For a custom isolation mechanism (e.g. a future copy-on-write namespace), pass a WorkingCopyStrategy as the fourth argument to branch() — its single create method returns an independently-mutable store over the same graph definition.

Graph Merge is built to be reproducible, which is what lets you retry, cache, diff, and test a merge with confidence:

  • Candidate sets are sorted before clustering; clusters resolve by stable keys.
  • Conflict resolution consults only the captured branchOrder (or lexicographic branch id) — never wall-clock.
  • The committed graph and the normalized report are a pure function of the unordered branch set.

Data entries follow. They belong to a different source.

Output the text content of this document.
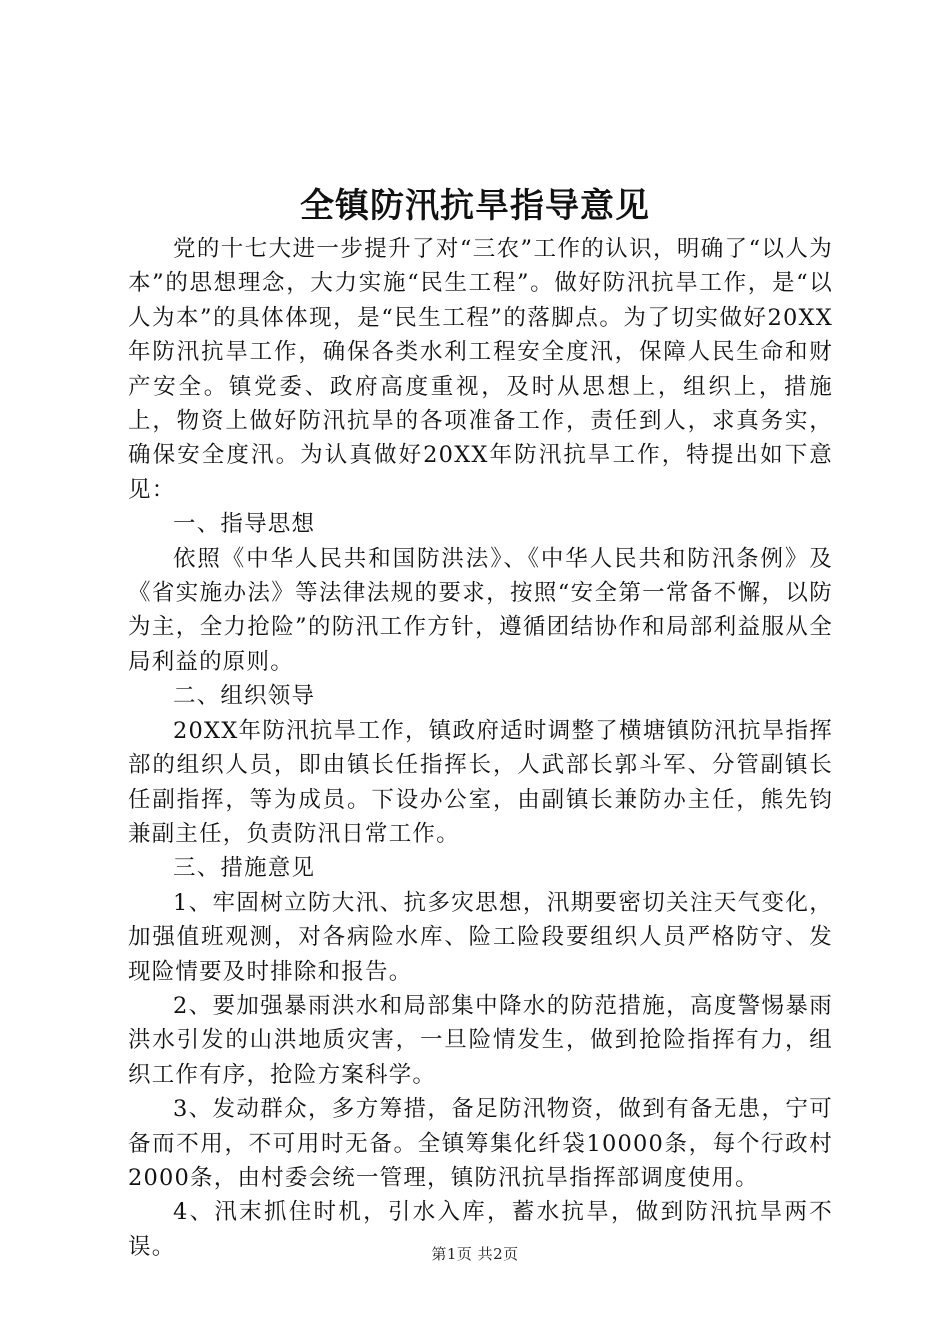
全镇防汛抗旱指导意见

党的十七大进一步提升了对“三农”工作的认识，明确了“以人为本”的思想理念，大力实施“民生工程”。做好防汛抗旱工作，是“以人为本”的具体体现，是“民生工程”的落脚点。为了切实做好20XX年防汛抗旱工作，确保各类水利工程安全度汛，保障人民生命和财产安全。镇党委、政府高度重视，及时从思想上，组织上，措施上，物资上做好防汛抗旱的各项准备工作，责任到人，求真务实，确保安全度汛。为认真做好20XX年防汛抗旱工作，特提出如下意见：

一、指导思想

依照《中华人民共和国防洪法》、《中华人民共和防汛条例》及《省实施办法》等法律法规的要求，按照“安全第一常备不懈，以防为主，全力抢险”的防汛工作方针，遵循团结协作和局部利益服从全局利益的原则。

二、组织领导

20XX年防汛抗旱工作，镇政府适时调整了横塘镇防汛抗旱指挥部的组织人员，即由镇长任指挥长，人武部长郭斗军、分管副镇长任副指挥，等为成员。下设办公室，由副镇长兼防办主任，熊先钧兼副主任，负责防汛日常工作。

三、措施意见

1、牢固树立防大汛、抗多灾思想，汛期要密切关注天气变化，加强值班观测，对各病险水库、险工险段要组织人员严格防守、发现险情要及时排除和报告。

2、要加强暴雨洪水和局部集中降水的防范措施，高度警惕暴雨洪水引发的山洪地质灾害，一旦险情发生，做到抢险指挥有力，组织工作有序，抢险方案科学。

3、发动群众，多方筹措，备足防汛物资，做到有备无患，宁可备而不用，不可用时无备。全镇筹集化纤袋10000条，每个行政村2000条，由村委会统一管理，镇防汛抗旱指挥部调度使用。

4、汛末抓住时机，引水入库，蓄水抗旱，做到防汛抗旱两不误。	第1页 共2页
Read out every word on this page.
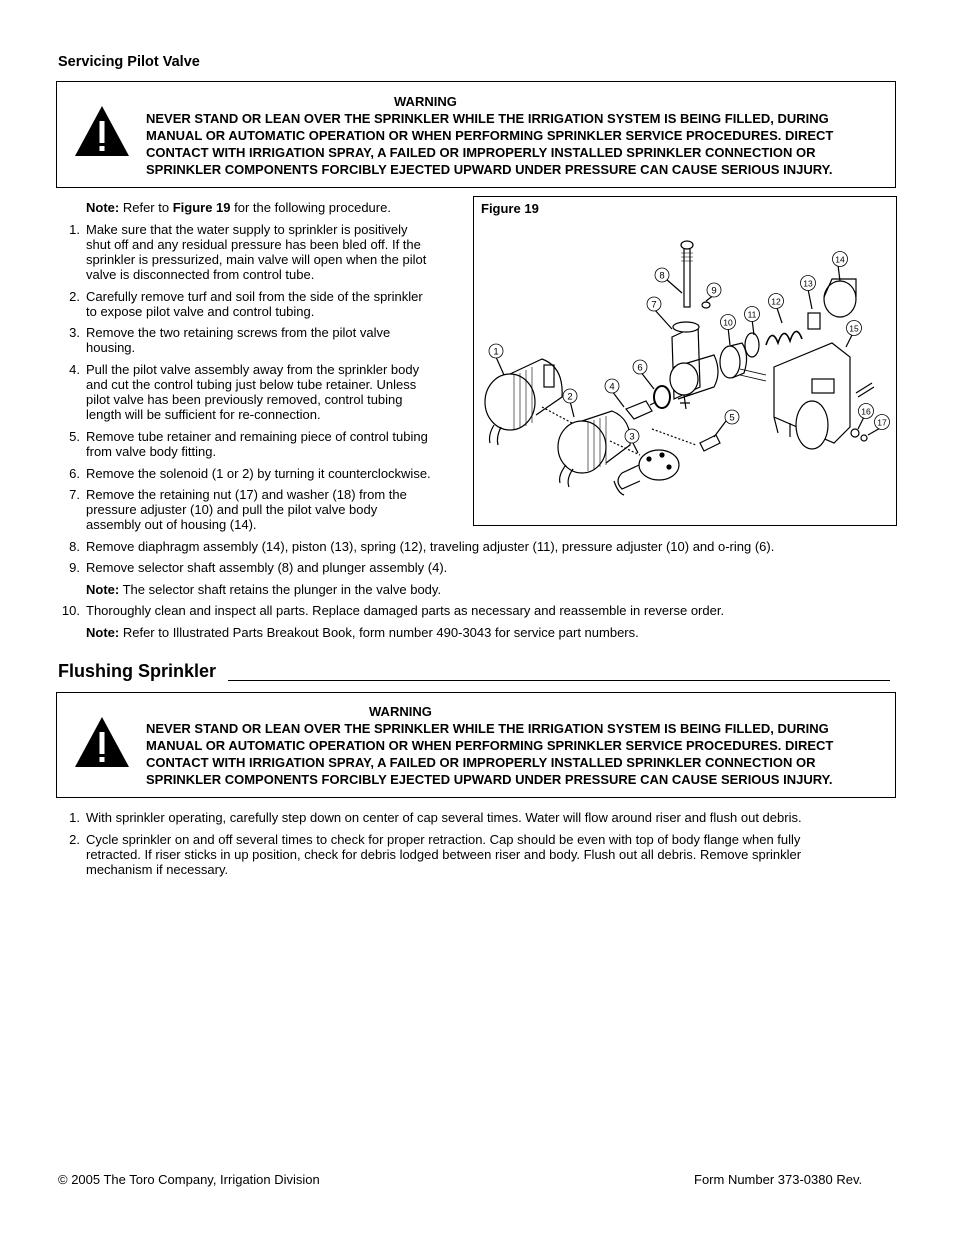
Servicing Pilot Valve
WARNING
NEVER STAND OR LEAN OVER THE SPRINKLER WHILE THE IRRIGATION SYSTEM IS BEING FILLED, DURING
MANUAL OR AUTOMATIC OPERATION OR WHEN PERFORMING SPRINKLER SERVICE PROCEDURES. DIRECT
CONTACT WITH IRRIGATION SPRAY, A FAILED OR IMPROPERLY INSTALLED SPRINKLER CONNECTION OR
SPRINKLER COMPONENTS FORCIBLY EJECTED UPWARD UNDER PRESSURE CAN CAUSE SERIOUS INJURY.
Note: Refer to Figure 19 for the following procedure.
1. Make sure that the water supply to sprinkler is positively
shut off and any residual pressure has been bled off. If the
sprinkler is pressurized, main valve will open when the pilot
valve is disconnected from control tube.
2. Carefully remove turf and soil from the side of the sprinkler
to expose pilot valve and control tubing.
3. Remove the two retaining screws from the pilot valve
housing.
4. Pull the pilot valve assembly away from the sprinkler body
and cut the control tubing just below tube retainer. Unless
pilot valve has been previously removed, control tubing
length will be sufficient for re-connection.
5. Remove tube retainer and remaining piece of control tubing
from valve body fitting.
6. Remove the solenoid (1 or 2) by turning it counterclockwise.
7. Remove the retaining nut (17) and washer (18) from the
pressure adjuster (10) and pull the pilot valve body
assembly out of housing (14).
Figure 19
1
2
3
4
5
6
7
8
9
10
11
12
13
14
15
16
17
8. Remove diaphragm assembly (14), piston (13), spring (12), traveling adjuster (11), pressure adjuster (10) and o-ring (6).
9. Remove selector shaft assembly (8) and plunger assembly (4).
Note: The selector shaft retains the plunger in the valve body.
10. Thoroughly clean and inspect all parts. Replace damaged parts as necessary and reassemble in reverse order.
Note: Refer to Illustrated Parts Breakout Book, form number 490-3043 for service part numbers.
Flushing Sprinkler
WARNING
NEVER STAND OR LEAN OVER THE SPRINKLER WHILE THE IRRIGATION SYSTEM IS BEING FILLED, DURING
MANUAL OR AUTOMATIC OPERATION OR WHEN PERFORMING SPRINKLER SERVICE PROCEDURES. DIRECT
CONTACT WITH IRRIGATION SPRAY, A FAILED OR IMPROPERLY INSTALLED SPRINKLER CONNECTION OR
SPRINKLER COMPONENTS FORCIBLY EJECTED UPWARD UNDER PRESSURE CAN CAUSE SERIOUS INJURY.
1. With sprinkler operating, carefully step down on center of cap several times. Water will flow around riser and flush out debris.
2. Cycle sprinkler on and off several times to check for proper retraction. Cap should be even with top of body flange when fully
retracted. If riser sticks in up position, check for debris lodged between riser and body. Flush out all debris. Remove sprinkler
mechanism if necessary.
© 2005 The Toro Company, Irrigation Division	Form Number 373-0380 Rev.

Use branchOrder to make preference explicit wherever a policy needs ordering:

const branchOrder = [systemOfRecord.id, agentA.id, agentB.id];
const result = await merge(base, [agentB, systemOfRecord, agentA], {
branchOrder,
onPropertyConflict: "lastWriteWins", // systemOfRecord wins, regardless of input order
});

All entry points return a Result; the error arm is a typed TypeGraphError subclass you can branch on:

Error When
BranchError branch() could not materialize a working copy.
BaseVersionMismatchError A branch forked from a different base@V than the target now has (snapshot merge()).
SimilarityUnavailableError A vector/hybrid strategy was requested with no embedder.
MergeConflictError A conflict could not be resolved under the configured policy.
MergeError Any other merge failure (e.g. comparison-ceiling "error", a non-transactional target). MERGE_ERROR_CODES enumerates the codes.

See FHIR Graph Merge for a complete runnable snapshot merge that reconciles two independently-extracted patient-care branches, and Incremental Merge for live-target ingestion against an advancing base with persisted, queryable provenance.